Well, time to get back to work. I have a meeting today with Parks folks to go over 2018 Site Steward award nominations and another meeting at 12:00 noon with the Cultural Resources Committee for the Friends of Agua Fria National Monument. I’ve been working with the latter group for over 9 or 10 years now and find it very rewarding.
I have continued to hike Agua Fria National Monument (which is currently threatened by the Trump Administration’s “review” of monuments set up over the past 20 years – but, that’s another story and I’ll cover it later). I’m up over 16,000 photographs, 730 habitation structures documented, 300 plus trips to the monument and over 1,450 km hiked.
I also tried to get back into running last fall. Jill (my absolutely better half) and I signed up with a 3 month training program designed to get you running a 10k. The program was done by the local Runners’ Den and included group runs every Saturday. We were in the slow/beginners group. I jogged. Jill walked. We did it together. Slowly. Our miles were about 18 to 20 minutes each. At the end of the program you were registered to run in two different races. The first one was 10k and we finished. We were so spectacular that we had a police escort right behind us. Motorcycles, bike and patrol car. And right behind them were the city workers picking up the orange cones marking the race course. Yes, we finished dead last. For the second one we downgraded ourselves to a 5k and finished it, too. And there were a few people who came in behind us. Maybe 10? So we weren’t last.

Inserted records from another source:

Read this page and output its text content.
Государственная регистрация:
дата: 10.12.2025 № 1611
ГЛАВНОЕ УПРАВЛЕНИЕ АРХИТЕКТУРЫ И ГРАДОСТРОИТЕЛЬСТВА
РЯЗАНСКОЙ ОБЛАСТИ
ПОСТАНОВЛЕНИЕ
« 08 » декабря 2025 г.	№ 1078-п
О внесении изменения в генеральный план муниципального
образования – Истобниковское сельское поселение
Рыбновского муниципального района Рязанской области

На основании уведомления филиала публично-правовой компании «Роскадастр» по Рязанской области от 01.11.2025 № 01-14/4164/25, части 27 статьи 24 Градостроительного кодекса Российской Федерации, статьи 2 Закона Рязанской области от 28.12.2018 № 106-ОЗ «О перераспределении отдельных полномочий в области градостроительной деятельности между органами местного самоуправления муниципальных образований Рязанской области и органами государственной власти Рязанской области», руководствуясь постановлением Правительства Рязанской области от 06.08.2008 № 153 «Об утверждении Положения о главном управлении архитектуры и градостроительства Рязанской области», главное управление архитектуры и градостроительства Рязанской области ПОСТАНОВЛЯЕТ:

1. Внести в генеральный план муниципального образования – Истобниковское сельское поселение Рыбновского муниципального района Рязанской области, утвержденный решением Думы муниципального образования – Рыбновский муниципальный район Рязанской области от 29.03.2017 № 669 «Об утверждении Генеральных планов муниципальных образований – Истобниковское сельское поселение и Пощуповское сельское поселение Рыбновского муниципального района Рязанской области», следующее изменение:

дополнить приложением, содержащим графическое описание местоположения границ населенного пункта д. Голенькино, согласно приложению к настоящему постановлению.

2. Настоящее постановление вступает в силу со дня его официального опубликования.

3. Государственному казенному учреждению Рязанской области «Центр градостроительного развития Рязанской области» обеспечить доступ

This weekend a group associated with the Friends of the Tonto National Forest did an archaeological survey up on Perry Mesa. The west half of Perry Mesa is Agua Fria National Monument and the east half is Tonto. I got to participate. There were about a dozen of us, including a retired Tonto archaeologist and a professor from ASU as leaders. We had lots of fun. Found five or six field houses, lots of pottery sherds, a rattle snake, a horney toad and several petroglyph panels. I normally walk alone up in those areas because I love the peaceful nature of it and use the opportunity to clear my mind. However, the benefit of a dozen extra pairs of eyes in locating exciting archaeological artifacts or features cannot be underestimated. Afterwards, several of us stopped in Rock Springs on the way back for their third and last 2017 “Hogs in Heat” all-you-can-eat BBQ event. Spent several hours eating, talking and watching the local Black Canyon City folks whoop and holler as they danced to the music of both a band and a DJ.
Later this week I’ll try and remember to spend some time typing up a blog entry about the Trump administration “review” of national monuments. I need to gather more information and also stop ranting so much or what I blog will be nothing but curse words.